Monday, March 05, 2007

Monday: Excuses, excuses

It's the season of Lent, that exciting time of sacrifice and self-examination...I'm using it to put in some extra hours at the bookstore and catch up with the backlog that seems to still be there from Christmas or Winter Institute or something. Hopefully our webpage, our events series, our sales floor, and our overcrowded back office will be the better for it.

Then there's wedding planning -- an all-too-delicious distraction, which does take up a certain amount of a girl's time.

Which leaves blogging time scarce, again. So check out my posting from Friday and weigh in on what Max from the Millions calls the "Widget Wars": Amazon Look Inside!, Google Book Search, HarperCollins Browse Inside, and Random House's Insight (the last two partnering with BookSense), in an effort to... make shopping online more like browsing a bookstore? Compete for demanding digital customers? Just make sure we've got what everyone else has got? The goals of the various projects are as debatable as their success, and the jury is still out on which will emerge as part of our new online lives. I'm curious to hear what you think.

P.S. If you've emailed me about having your blog or bookstore listed in my links, thanks! The spirit is willing, but the scheduling is weak. I'll add some new links as soon as I have a minute to wrestle with the Blogger back end. Keep sending them along!

1 comment:

Andy Laties said...

Well I posted "Rebel Bookseller" on Google BookSearch and made it 100% readable at no charge to readers. I did this because the book seems to be so poorly stocked by bookstores!
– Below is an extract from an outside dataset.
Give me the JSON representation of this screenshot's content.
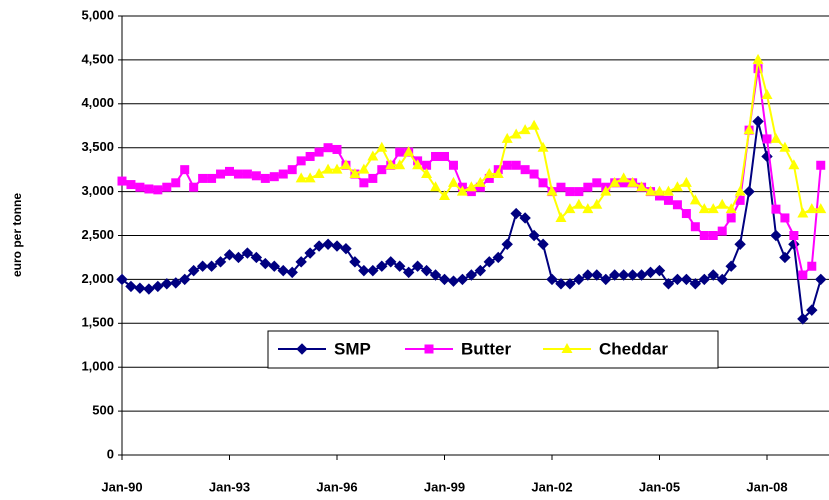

They have a back-end where I can see how many pages are being read and how many people are reading it. Some days five or six people seem to read dozens of pages, apiece. As an author and activist, I'm glad people have access to my ideas.

I also supplied the book to Amazon's search-inside-the-book function, and immediately my sales via Amazon jumped from nothing to about 30 copies a month (over the past year or so).

This is of course about the most ironic turn of events for a book that advocates people should open storefront bookstores: these online readers of my book would generally be people who are considering opening a storefront bookstore! This is very informative. People who are thinking about opening a storefront bookstore can also be people who are comfortable with virtual life, and, obviously, comfortable and familiar with online book-perusing mechanisms.

Which is DEFINITELY a hopeful thing. Knowledge is power. In an era when a new storefront bookstore has an owner who's her/himself comfortable reading books on the computer screen, this person's newly opened storefront bookstore will surely take such forms of customer access to books for granted, as a background reality.

This storefront bookseller will surely understand that their storefront must be a LOT more than just a place where people go to buy a book.

So: should storefront bookstores somehow tap into this truth that books can be assessed and read online? Sure. The only question is, "In what manner?" While putting links onto our stores' websites to searchable texts seems fine, I wonder if there are some ways that online book-searchability would play a part in the in-storefront/in-person experience. For instance, at Vox Pop, we offer Wi-Fi access, and people spend a lot of time on their laptops, sipping coffee, while surrounded by our physical books. Presumably they could be looking at books online while sitting in our real-world bookstore! I wonder if there's a structure/offer/policy that we could develop. Involving "our expert booksellers" and "one zillion online-readable books" and "overnight shipping"?

(I'd note that there's still no online back-end-service-provider that offers "widget-reader" functionality to small press books. So "Rebel Bookseller" won't be available for searchable display on Booksense or ANY indie-bookstore website anytime soon. I will have to rely on Google until then.)